Solar thin films are light-absorbing materials that are rolled, sprayed, or painted onto rooftops and other surfaces. Thin films are cheaper to make than traditional solar cells, but they are not yet as efficient at producing electricity.
Thermal solar power uses mirrors or panels containing tiny tubes filled with water that absorb heat from the sun. On rooftops, they can supply hot water for individual buildings.

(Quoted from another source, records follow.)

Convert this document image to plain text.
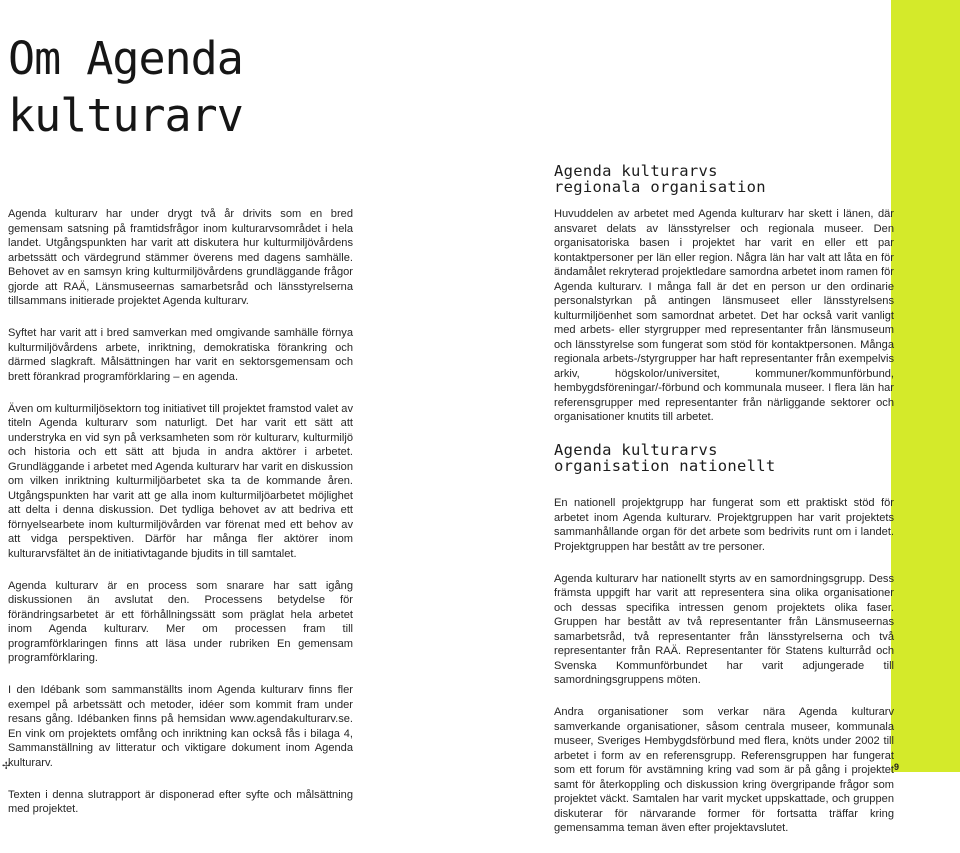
Om Agenda
kulturarv

Agenda kulturarv har under drygt två år drivits som en bred gemensam satsning på framtidsfrågor inom kulturarvsområdet i hela landet. Utgångspunkten har varit att diskutera hur kulturmiljövårdens arbetssätt och värdegrund stämmer överens med dagens samhälle. Behovet av en samsyn kring kulturmiljövårdens grundläggande frågor gjorde att RAÄ, Länsmuseernas samarbetsråd och länsstyrelserna tillsammans initierade projektet Agenda kulturarv.

Syftet har varit att i bred samverkan med omgivande samhälle förnya kulturmiljövårdens arbete, inriktning, demokratiska förankring och därmed slagkraft. Målsättningen har varit en sektorsgemensam och brett förankrad programförklaring – en agenda.

Även om kulturmiljösektorn tog initiativet till projektet framstod valet av titeln Agenda kulturarv som naturligt. Det har varit ett sätt att understryka en vid syn på verksamheten som rör kulturarv, kulturmiljö och historia och ett sätt att bjuda in andra aktörer i arbetet. Grundläggande i arbetet med Agenda kulturarv har varit en diskussion om vilken inriktning kulturmiljöarbetet ska ta de kommande åren. Utgångspunkten har varit att ge alla inom kulturmiljöarbetet möjlighet att delta i denna diskussion. Det tydliga behovet av att bedriva ett förnyelsearbete inom kulturmiljövården var förenat med ett behov av att vidga perspektiven. Därför har många fler aktörer inom kulturarvsfältet än de initiativtagande bjudits in till samtalet.

Agenda kulturarv är en process som snarare har satt igång diskussionen än avslutat den. Processens betydelse för förändringsarbetet är ett förhållningssätt som präglat hela arbetet inom Agenda kulturarv. Mer om processen fram till programförklaringen finns att läsa under rubriken En gemensam programförklaring.

I den Idébank som sammanställts inom Agenda kulturarv finns fler exempel på arbetssätt och metoder, idéer som kommit fram under resans gång. Idébanken finns på hemsidan www.agendakulturarv.se. En vink om projektets omfång och inriktning kan också fås i bilaga 4, Sammanställning av litteratur och viktigare dokument inom Agenda kulturarv.

Texten i denna slutrapport är disponerad efter syfte och målsättning med projektet.

Agenda kulturarvs
regionala organisation

Huvuddelen av arbetet med Agenda kulturarv har skett i länen, där ansvaret delats av länsstyrelser och regionala museer. Den organisatoriska basen i projektet har varit en eller ett par kontaktpersoner per län eller region. Några län har valt att låta en för ändamålet rekryterad projektledare samordna arbetet inom ramen för Agenda kulturarv. I många fall är det en person ur den ordinarie personalstyrkan på antingen länsmuseet eller länsstyrelsens kulturmiljöenhet som samordnat arbetet. Det har också varit vanligt med arbets- eller styrgrupper med representanter från länsmuseum och länsstyrelse som fungerat som stöd för kontaktpersonen. Många regionala arbets-/styrgrupper har haft representanter från exempelvis arkiv, högskolor/universitet, kommuner/kommunförbund, hembygdsföreningar/-förbund och kommunala museer. I flera län har referensgrupper med representanter från närliggande sektorer och organisationer knutits till arbetet.

Agenda kulturarvs
organisation nationellt

En nationell projektgrupp har fungerat som ett praktiskt stöd för arbetet inom Agenda kulturarv. Projektgruppen har varit projektets sammanhållande organ för det arbete som bedrivits runt om i landet. Projektgruppen har bestått av tre personer.

Agenda kulturarv har nationellt styrts av en samordningsgrupp. Dess främsta uppgift har varit att representera sina olika organisationer och dessas specifika intressen genom projektets olika faser. Gruppen har bestått av två representanter från Länsmuseernas samarbetsråd, två representanter från länsstyrelserna och två representanter från RAÄ. Representanter för Statens kulturråd och Svenska Kommunförbundet har varit adjungerade till samordningsgruppens möten.

Andra organisationer som verkar nära Agenda kulturarv samverkande organisationer, såsom centrala museer, kommunala museer, Sveriges Hembygdsförbund med flera, knöts under 2002 till arbetet i form av en referensgrupp. Referensgruppen har fungerat som ett forum för avstämning kring vad som är på gång i projektet samt för återkoppling och diskussion kring övergripande frågor som projektet väckt. Samtalen har varit mycket uppskattade, och gruppen diskuterar för närvarande former för fortsatta träffar kring gemensamma teman även efter projektavslutet.

✢	9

Concentrated solar power can also be used to create steam that spins turbines at electric power plants.
- Solar power generation creates electricity without releasing CO2.
- Solar power can be generated on rooftops for individual homes and businesses without taking up much space.
- Rooftop solar panels can send extra electricity into the power grid for others to use.
- The amount of electricity or hot water that can be produced from solar power depends on weather, location, and time of day.
- Although the cost of solar panels is falling, this is still an expensive energy source.
- Large solar power plants use many acres of land and may require costly new transmission lines to carry the electricity to where it is needed.